BMI’s Gainor: Fairness Doctrine? More Like Censorship Doctrine

The term “Fairness Doctrine” – applied to liberals’ efforts to require talk radio to offer balanced views – harkens to Soviet propaganda, according to Business & Media Institute Vice President Dan Gainor.

“It’s one of the great misnomers of our time. It’s, you know, ‘Fairness Doctrine,’ almost like a Soviet term,” Gainor said on “Fox & Friends Weekend” Nov. 9. “It should be Censorship Doctrine. That’s what they’re trying to do.”
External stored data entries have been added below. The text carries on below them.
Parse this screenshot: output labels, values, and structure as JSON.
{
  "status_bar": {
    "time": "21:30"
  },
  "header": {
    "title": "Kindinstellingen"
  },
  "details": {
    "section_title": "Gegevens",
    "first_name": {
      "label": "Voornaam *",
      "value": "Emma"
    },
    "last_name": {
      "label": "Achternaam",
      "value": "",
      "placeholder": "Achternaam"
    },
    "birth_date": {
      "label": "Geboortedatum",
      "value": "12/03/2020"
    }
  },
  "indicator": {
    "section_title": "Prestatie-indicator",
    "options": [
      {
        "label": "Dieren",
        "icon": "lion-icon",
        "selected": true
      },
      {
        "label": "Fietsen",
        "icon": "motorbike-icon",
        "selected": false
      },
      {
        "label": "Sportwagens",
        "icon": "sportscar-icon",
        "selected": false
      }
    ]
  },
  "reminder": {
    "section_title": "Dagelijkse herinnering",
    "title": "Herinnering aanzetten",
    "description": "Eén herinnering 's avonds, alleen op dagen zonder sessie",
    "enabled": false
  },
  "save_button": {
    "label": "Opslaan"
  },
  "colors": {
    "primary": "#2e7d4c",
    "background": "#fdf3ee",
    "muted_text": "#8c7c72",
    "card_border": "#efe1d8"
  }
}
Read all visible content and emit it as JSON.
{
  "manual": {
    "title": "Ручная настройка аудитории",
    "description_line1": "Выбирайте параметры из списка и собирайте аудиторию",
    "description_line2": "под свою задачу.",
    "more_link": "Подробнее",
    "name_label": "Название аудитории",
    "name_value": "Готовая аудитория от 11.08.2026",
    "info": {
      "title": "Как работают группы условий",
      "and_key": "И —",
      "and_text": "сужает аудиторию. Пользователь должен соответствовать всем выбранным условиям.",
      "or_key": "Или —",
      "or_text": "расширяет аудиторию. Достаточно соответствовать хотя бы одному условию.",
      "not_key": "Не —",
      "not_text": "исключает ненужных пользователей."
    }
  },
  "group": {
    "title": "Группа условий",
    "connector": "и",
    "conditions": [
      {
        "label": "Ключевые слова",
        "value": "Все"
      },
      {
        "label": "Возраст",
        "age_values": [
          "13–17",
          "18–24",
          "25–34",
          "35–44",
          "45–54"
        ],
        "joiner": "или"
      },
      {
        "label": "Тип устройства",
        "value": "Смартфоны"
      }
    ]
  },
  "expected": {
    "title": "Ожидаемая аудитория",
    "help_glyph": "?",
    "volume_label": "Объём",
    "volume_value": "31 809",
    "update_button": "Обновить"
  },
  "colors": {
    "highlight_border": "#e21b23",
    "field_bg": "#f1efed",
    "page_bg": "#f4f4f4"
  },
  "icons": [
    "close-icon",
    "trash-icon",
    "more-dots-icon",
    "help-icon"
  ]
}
“They’re trying to clamp down on radio because the left and the media control every other facet of where we get our information: entertainment media, print media, you know you’ve got TV, you’ve got NPR, you’ve got Air America,” Gainor said. “The one thing they don’t control, the one way Americans get their information is talk radio.”

Several high-profile Democrats in Congress have expressed interest in revisiting the so-called Fairness Doctrine – although President-elect Obama has said he opposes it.
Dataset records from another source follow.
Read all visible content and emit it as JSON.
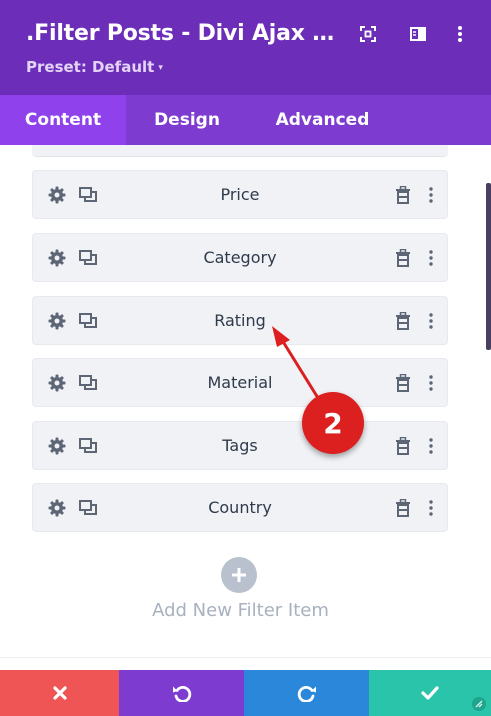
{
  "header": {
    "title": ".Filter Posts - Divi Ajax Filter Module",
    "preset_label": "Preset: Default",
    "caret": "▾",
    "icons": [
      "expand-icon",
      "sidebar-toggle-icon",
      "more-vertical-icon"
    ]
  },
  "tabs": [
    {
      "label": "Content",
      "active": true
    },
    {
      "label": "Design",
      "active": false
    },
    {
      "label": "Advanced",
      "active": false
    }
  ],
  "filter_items": [
    {
      "label": "Price"
    },
    {
      "label": "Category"
    },
    {
      "label": "Rating"
    },
    {
      "label": "Material"
    },
    {
      "label": "Tags"
    },
    {
      "label": "Country"
    }
  ],
  "item_icons": [
    "gear-icon",
    "duplicate-icon",
    "trash-icon",
    "more-vertical-icon"
  ],
  "add": {
    "plus": "+",
    "label": "Add New Filter Item"
  },
  "annotation": {
    "number": "2",
    "color": "#dc1f1f"
  },
  "footer": [
    {
      "name": "cancel",
      "icon": "close-icon",
      "color": "#ef5555"
    },
    {
      "name": "undo",
      "icon": "undo-icon",
      "color": "#7e3bd0"
    },
    {
      "name": "redo",
      "icon": "redo-icon",
      "color": "#2b87da"
    },
    {
      "name": "save",
      "icon": "check-icon",
      "color": "#29c4a9"
    }
  ],
  "colors": {
    "header": "#6c2eb9",
    "tabs": "#7d3bcf",
    "active_tab": "#8f42ec",
    "item_bg": "#f0f2f6"
  }
}
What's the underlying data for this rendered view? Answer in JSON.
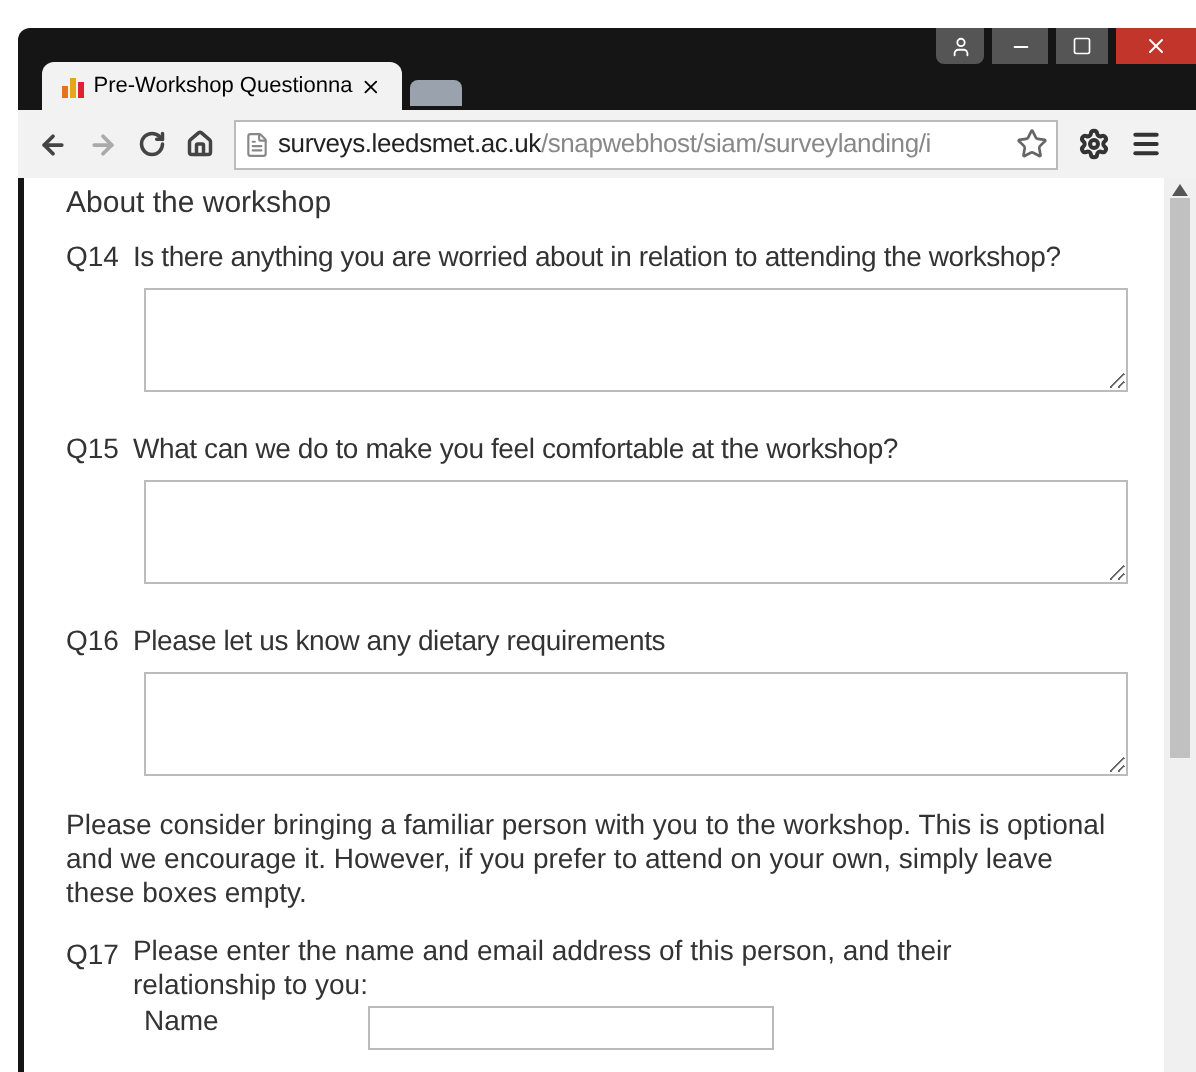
{
  "browser": {
    "tabs": [
      {
        "title": "Pre-Workshop Questionna",
        "selected": true
      },
      {
        "selected": false
      }
    ],
    "url_host": "surveys.leedsmet.ac.uk",
    "url_path": "/snapwebhost/siam/surveylanding/i"
  },
  "section_title": "About the workshop",
  "questions": [
    {
      "number": "Q14",
      "text": "Is there anything you are worried about in relation to attending the workshop?"
    },
    {
      "number": "Q15",
      "text": "What can we do to make you feel comfortable at the workshop?"
    },
    {
      "number": "Q16",
      "text": "Please let us know any dietary requirements"
    }
  ],
  "note": "Please consider bringing a familiar person with you to the workshop. This is optional and we encourage it. However, if you prefer to attend on your own, simply leave these boxes empty.",
  "q17": {
    "number": "Q17",
    "text": "Please enter the name and email address of this person, and their relationship to you:",
    "field_label": "Name"
  }
}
Gainor also discussed reports showing a clear media slant in favor of Obama during the presidential campaign. He said studies such as one from Washington Post Obudsman Deborah Howell were evidence of a “ridiculous” and “corrupt” media approach to covering politics.

“This is ridiculous. It’s corrupt. It shows just, the mainstream media, how far, overwhelmingly far they are out of bounds with America,” Gainor said. “They picked a president and the First Amendment’s just not designed for that.”
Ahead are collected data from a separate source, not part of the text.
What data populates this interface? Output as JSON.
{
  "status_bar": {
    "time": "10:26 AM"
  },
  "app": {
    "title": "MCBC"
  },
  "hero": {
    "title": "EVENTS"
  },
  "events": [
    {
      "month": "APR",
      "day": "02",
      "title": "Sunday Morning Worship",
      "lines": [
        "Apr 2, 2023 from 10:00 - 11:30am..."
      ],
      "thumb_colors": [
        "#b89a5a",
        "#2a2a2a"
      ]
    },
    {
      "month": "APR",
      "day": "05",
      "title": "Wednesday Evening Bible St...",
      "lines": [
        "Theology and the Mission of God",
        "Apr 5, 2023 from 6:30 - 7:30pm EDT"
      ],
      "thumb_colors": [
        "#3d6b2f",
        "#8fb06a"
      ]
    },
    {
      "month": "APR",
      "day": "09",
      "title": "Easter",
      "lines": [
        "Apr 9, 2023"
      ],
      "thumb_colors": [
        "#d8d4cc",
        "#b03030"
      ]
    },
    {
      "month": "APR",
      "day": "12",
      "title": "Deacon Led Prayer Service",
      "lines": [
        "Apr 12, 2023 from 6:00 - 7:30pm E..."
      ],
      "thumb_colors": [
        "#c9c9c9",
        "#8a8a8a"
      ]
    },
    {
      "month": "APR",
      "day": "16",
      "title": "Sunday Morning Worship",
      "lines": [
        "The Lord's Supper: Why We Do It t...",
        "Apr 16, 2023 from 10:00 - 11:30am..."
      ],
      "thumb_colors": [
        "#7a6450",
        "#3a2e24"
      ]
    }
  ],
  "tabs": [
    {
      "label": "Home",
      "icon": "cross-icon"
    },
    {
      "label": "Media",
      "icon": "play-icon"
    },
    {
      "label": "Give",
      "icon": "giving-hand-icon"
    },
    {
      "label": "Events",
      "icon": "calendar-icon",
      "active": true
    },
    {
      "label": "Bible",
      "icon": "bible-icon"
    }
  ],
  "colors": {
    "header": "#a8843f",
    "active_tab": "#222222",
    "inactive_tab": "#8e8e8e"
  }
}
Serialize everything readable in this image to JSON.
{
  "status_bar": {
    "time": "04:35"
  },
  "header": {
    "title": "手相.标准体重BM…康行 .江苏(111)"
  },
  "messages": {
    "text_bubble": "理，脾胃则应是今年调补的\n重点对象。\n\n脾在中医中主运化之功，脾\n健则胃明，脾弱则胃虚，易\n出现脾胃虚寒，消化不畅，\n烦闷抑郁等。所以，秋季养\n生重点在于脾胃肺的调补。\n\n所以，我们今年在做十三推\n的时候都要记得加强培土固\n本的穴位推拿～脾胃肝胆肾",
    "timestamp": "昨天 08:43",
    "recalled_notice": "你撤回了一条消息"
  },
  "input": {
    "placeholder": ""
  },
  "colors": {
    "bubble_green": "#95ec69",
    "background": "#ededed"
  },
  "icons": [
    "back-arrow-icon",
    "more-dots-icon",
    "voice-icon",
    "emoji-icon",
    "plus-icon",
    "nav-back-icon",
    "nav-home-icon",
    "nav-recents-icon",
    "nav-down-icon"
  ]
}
He said competition with bloggers and alternative media sources is driving mainstream outlets toward a more “European model, where they’re more aligned with political parties or political thought.”

“But you look at some of the numbers here: the American people know this election was fixed by the media,” Gainor said. “By 8 to 1 they believe that the media were favoring Obama over McCain. The previous record ratio was 3 to 1, so that’s 1996. That shows just how much, how skewed this is.”